Wer sich selbst achtet, achtet auch den Anderen.

Kennen Sie das, dass Andere unbewusst ihre Zeit bestimmen und des öfteren zu spät kommen?
Dass Andere ihre Hilfsbereitschaft gerne als gegeben annehmen, und Sie sich benutzt fühlen?
Dass Sie zwar ein geduldiger Mensch sind, doch Andere Sie zum warten ‚zwingen‘.

Sie verabreden sich für 19 Uhr, haben selbst einen durchgeplanten Tag gehabt, sind jedoch pünktlich vor Ort. Die Verabredung kommt 20 Minuten später, hat dann noch einige ‚Kleinigkeiten‘ zu erledigen und lässt Sie warten. Wie fühlen Sie sich hierbei?

Eine Kundin möchte eine Dienstleistung von Ihnen. Sie nehmen sich Zeit für eine ausführliche Beratung. Die Kundin kommt nicht in die Puschen und schreibt viele Emails, die Sie bitte lesen sollen, um ihr Feedback zu geben. Das alles ist sehr ausufernd, es geht nicht voran und Geld fließt längst noch nicht. Wie agieren Sie?

Vielleicht kennen Sie solche Situationen in denen Sie sich ‚fremdbestimmten‘ lassen und spüren nun, dass dies für Sie nicht mehr ,lebenswert‘ ist.

Wer mit sich selbst achtsam und respektvoll umgeht, achtet auch den Anderen.

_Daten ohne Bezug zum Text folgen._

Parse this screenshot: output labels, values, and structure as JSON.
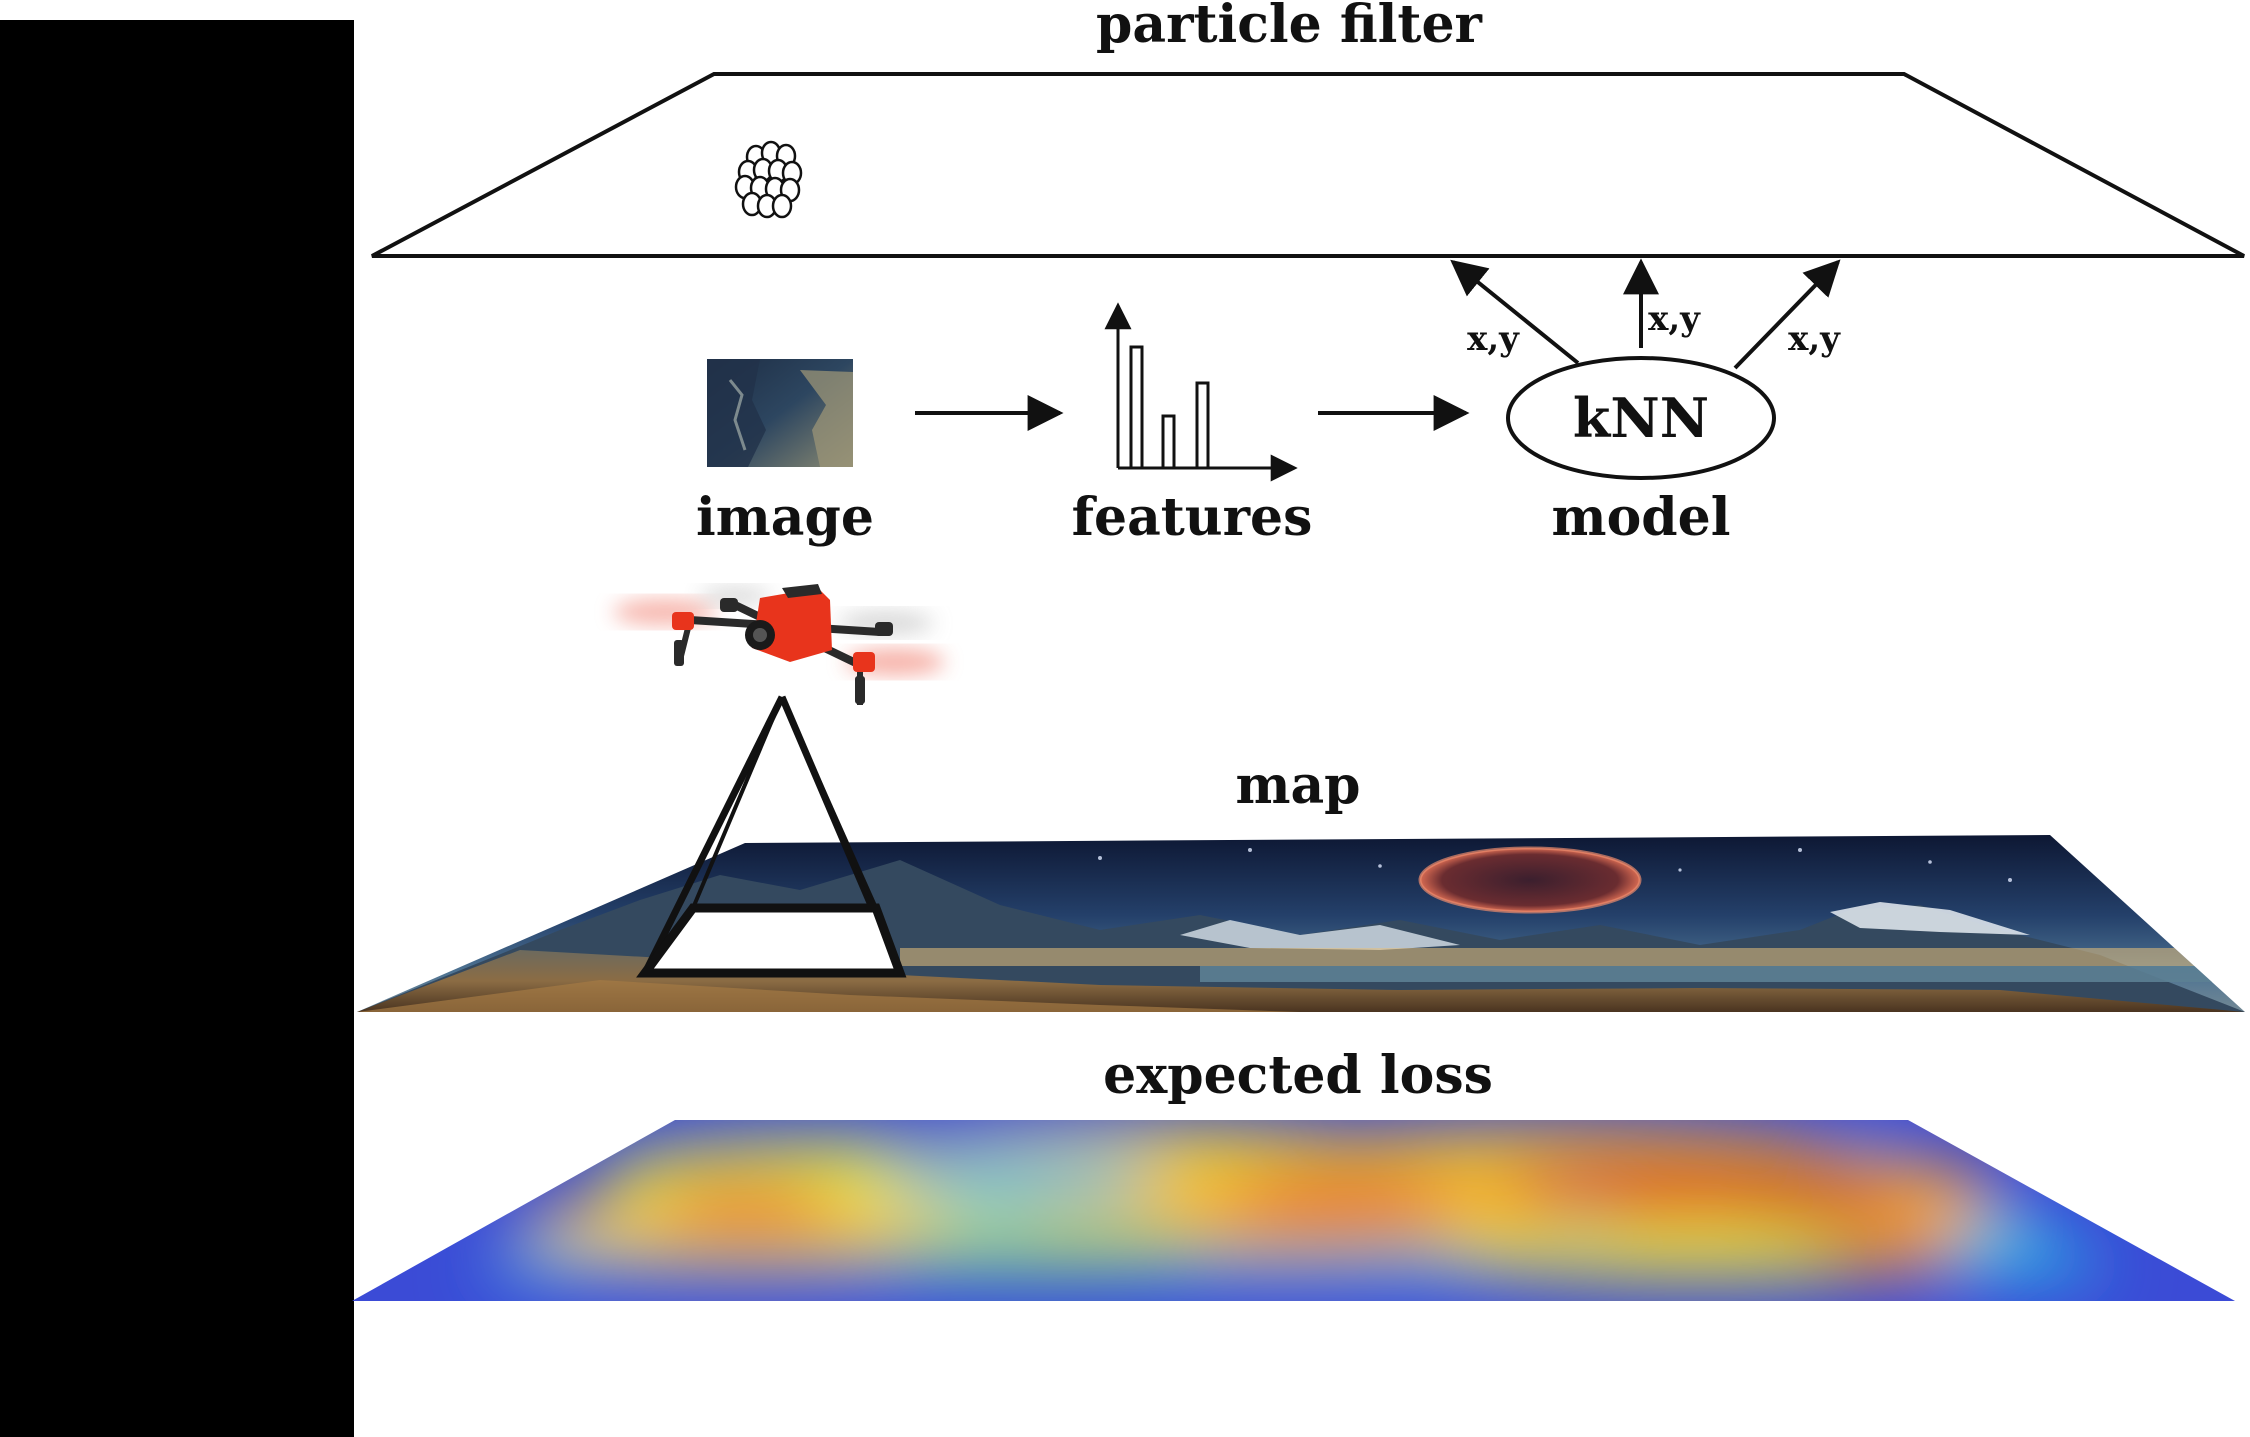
{
  "layers": {
    "particle_filter": {
      "title": "particle filter"
    },
    "pipeline": {
      "image_label": "image",
      "features_label": "features",
      "model_label": "model",
      "knn_label": "kNN",
      "xy_labels": [
        "x,y",
        "x,y",
        "x,y"
      ]
    },
    "map": {
      "title": "map"
    },
    "expected_loss": {
      "title": "expected loss"
    }
  },
  "icons": {
    "drone": "quadcopter-drone-icon",
    "particles": "particle-cluster-icon",
    "camera_frustum": "camera-frustum-icon"
  },
  "colors": {
    "left_bar": "#000000",
    "drone_body": "#e8341c",
    "heatmap_low": "#3b4bd6",
    "heatmap_high": "#d8221c"
  }
}
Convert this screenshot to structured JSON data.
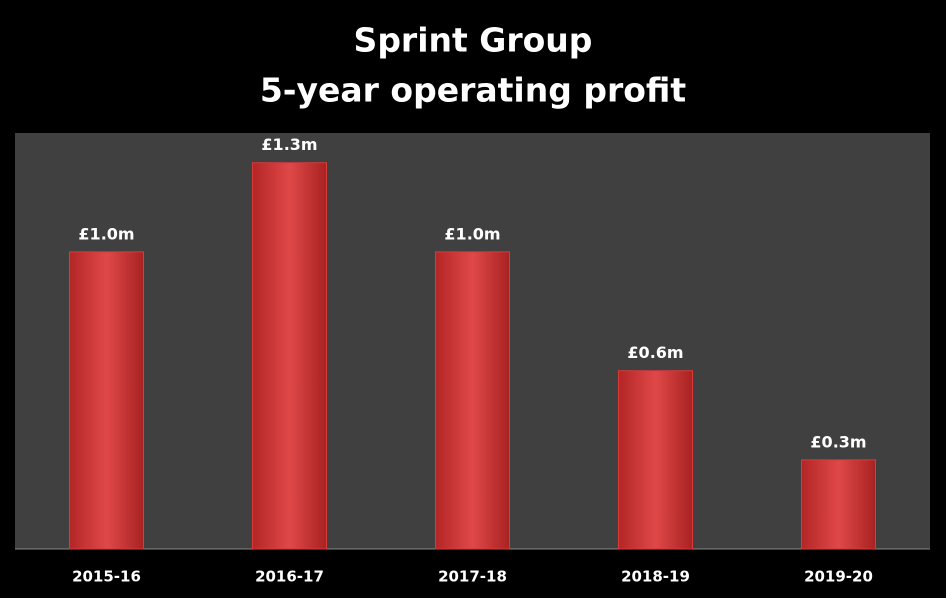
{
  "chart_data": {
    "type": "bar",
    "title": "Sprint Group",
    "subtitle": "5-year operating profit",
    "categories": [
      "2015-16",
      "2016-17",
      "2017-18",
      "2018-19",
      "2019-20"
    ],
    "values": [
      1.0,
      1.3,
      1.0,
      0.6,
      0.3
    ],
    "value_labels": [
      "£1.0m",
      "£1.3m",
      "£1.0m",
      "£0.6m",
      "£0.3m"
    ],
    "color": "#d93a3a",
    "ylim": [
      0,
      1.4
    ]
  }
}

Wenn Grenzen überschritten werden, dann nur, weil Sie das zulassen. Vor einigen Jahren wurde mir klar, ‚Ich muss mir selbst nichts mehr beweisen‘ und ‚Ich bin nicht mehr bereit, auf meine Kosten, Anderen grenzüberschreitenden Spielraum zu geben.‘

Klarheit und konkrete Ansagen.

Diskussionen machen müde und bringen meist nichts. Zu sich selbst zu stehen und die Dinge klar zu benennen, zeigt auf wo man selbst steht. Mit Achtsamkeit und Bestimmtheit kann ich mich mitteilen. Niemand sonst muss dieser Meinung sein. Doch, wenn es um Geschäftliches geht, um reine Fakten, dann sollten die starken Emotionen still werden. Denn wer wütend oder aufgebracht reagiert, hat meist den Sachverhalt nicht verstanden, fühlt sich angegriffen, will Recht behalten oder hätte es gerne anders.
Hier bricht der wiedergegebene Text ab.